Miraglia, with AMRG since 1994, has been heavily invested in technical rope rescues since the early 2000s. He concisely explained the technical details of the Goat Mtn. recovery, which was not conducted until two days after the crash.
Miraglia said AST did not notify AMRG until 4:20 p.m. on Mon., which it needs before going on a rescue or recovery mission. Miraglia did not know why there was a delay. After the notification, he and others were up late into the night planning the recovery, getting information and gathering equipment.
AMRG’s initial information came from the PJs (pararescuemen) who had flown to the scene in a Pave Hawk and verified there were no survivors.
“He had given us information that the aircraft was approximately 300 feet below the ridge line and that there was a ramp that led down from the side traversing across that could have been close to 700 feet long. We called in a request to the troopers to see if there was an Army/[National]Guard Black Hawk with hoist capabilities available because it would have been much simpler to hoist out of the scene rather than raise 300 feet up the slope for four operations. That would have taken hours.”
Miraglia lifted off to the scene around 1:20 p.m. on Wed. With a hoist helicopter unavailable, he was planning for a long operation with a lot of rope work. He flew in first to assess the scene for his team and recognized the recovery was not going to be as difficult as he had anticipated.
“I wasn’t able to get very much at the time because gusty winds blew us off the face,” Miraglia said. “Once we landed and I walked up on the ridgeline, I realized, ‘This isn’t that far at all.’ The aircraft was about 70 feet below the ridgeline. There was a vertical gully coming up. It ranged about 70 feet long. The slope angle was anywhere 40 to 50 degrees at the top, so it was a pretty simple raising operation.”
AMRG used a solidly placed, large boulder about five feet in diameter as an anchor just over the ridge from the scene and built a raising system as responders and gear arrived with AST’s Helo 2. The pilot faced a number of challenges and was unhappy with the landing zone (LZ) 400 feet away.
“It was the only good spot that could get us fairly close to the accident scene,” Miraglia said. “The issue was winds because the slope dropped away. He was coming in with a lot of terrain underneath him, settling down on this small grassy area. One to two feet of the skids are hanging off of in air. The tail is off over in air. When it’s time for him to take off, he likes to be able to go forward into the wind. He couldn’t do that. He had to lift up, back up maybe 20 feet and then veer around to the right, gain altitude and get out of there.”
The tricky landings continued for the helicopter pilot from Fairbanks. Miraglia said the pilot did an excellent job flying into the LZ about 12 times, but wind conditions picked up as the operation was near its finish.

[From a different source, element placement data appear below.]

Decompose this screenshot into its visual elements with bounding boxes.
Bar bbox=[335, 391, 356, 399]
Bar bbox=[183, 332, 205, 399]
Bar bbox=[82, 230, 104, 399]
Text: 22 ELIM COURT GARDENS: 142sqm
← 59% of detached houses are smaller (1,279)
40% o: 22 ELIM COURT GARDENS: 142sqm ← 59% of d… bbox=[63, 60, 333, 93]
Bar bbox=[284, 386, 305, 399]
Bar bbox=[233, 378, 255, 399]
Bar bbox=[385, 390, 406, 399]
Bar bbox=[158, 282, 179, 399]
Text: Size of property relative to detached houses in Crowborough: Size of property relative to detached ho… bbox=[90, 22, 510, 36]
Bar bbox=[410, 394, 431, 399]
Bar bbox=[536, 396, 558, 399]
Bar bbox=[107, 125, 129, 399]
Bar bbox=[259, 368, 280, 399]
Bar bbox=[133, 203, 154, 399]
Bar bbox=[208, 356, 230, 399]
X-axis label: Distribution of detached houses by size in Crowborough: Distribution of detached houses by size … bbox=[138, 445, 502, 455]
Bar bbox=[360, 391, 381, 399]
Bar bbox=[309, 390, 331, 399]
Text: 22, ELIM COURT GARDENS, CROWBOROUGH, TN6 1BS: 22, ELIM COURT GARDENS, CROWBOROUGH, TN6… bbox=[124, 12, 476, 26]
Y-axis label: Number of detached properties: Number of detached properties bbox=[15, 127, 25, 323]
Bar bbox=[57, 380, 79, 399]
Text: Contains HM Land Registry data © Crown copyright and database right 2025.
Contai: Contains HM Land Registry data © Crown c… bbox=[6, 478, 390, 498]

“The third landing before he got everybody off of the mountain, he told us we needed to pick a new LZ because the winds were swirling,” Miraglia said. “They were gusting on him. He was having difficulty coming in and holding power on the ground to get everybody loaded.”
Then the winds receded enough to where the pilot was willing to land in the LZ. If not, Miraglia would have needed to find a suitable LZ higher up and haul gear further uphill. He said the wind was gusting up to 25 mph and the direction shifted about 160 degrees at one point.
Miraglia was complimentary of his crew and their efforts during the recovery.
“I really appreciate all of the hard work rescue members put in to go ahead and do this,” Miraglia said. “The Tern Lake mission was a difficult one for the airplane crash down there, with the recovery of three deceased. This one is four [deceased]. We’ve got a lot of young people that haven’t had to do body recoveries before, and it can be really taxing emotionally on people,” he explained.
“That’s the thing we always have to deal with like fire fighters have to when they go in burning houses and such and the impacts it has on the rescuers. I’m really happy that we’ve got a good team, a lot of good people willing to set aside whatever they are doing and help rescue people preferably or just to try to bring some closure to folks who have lost their lives out in the backcountry.”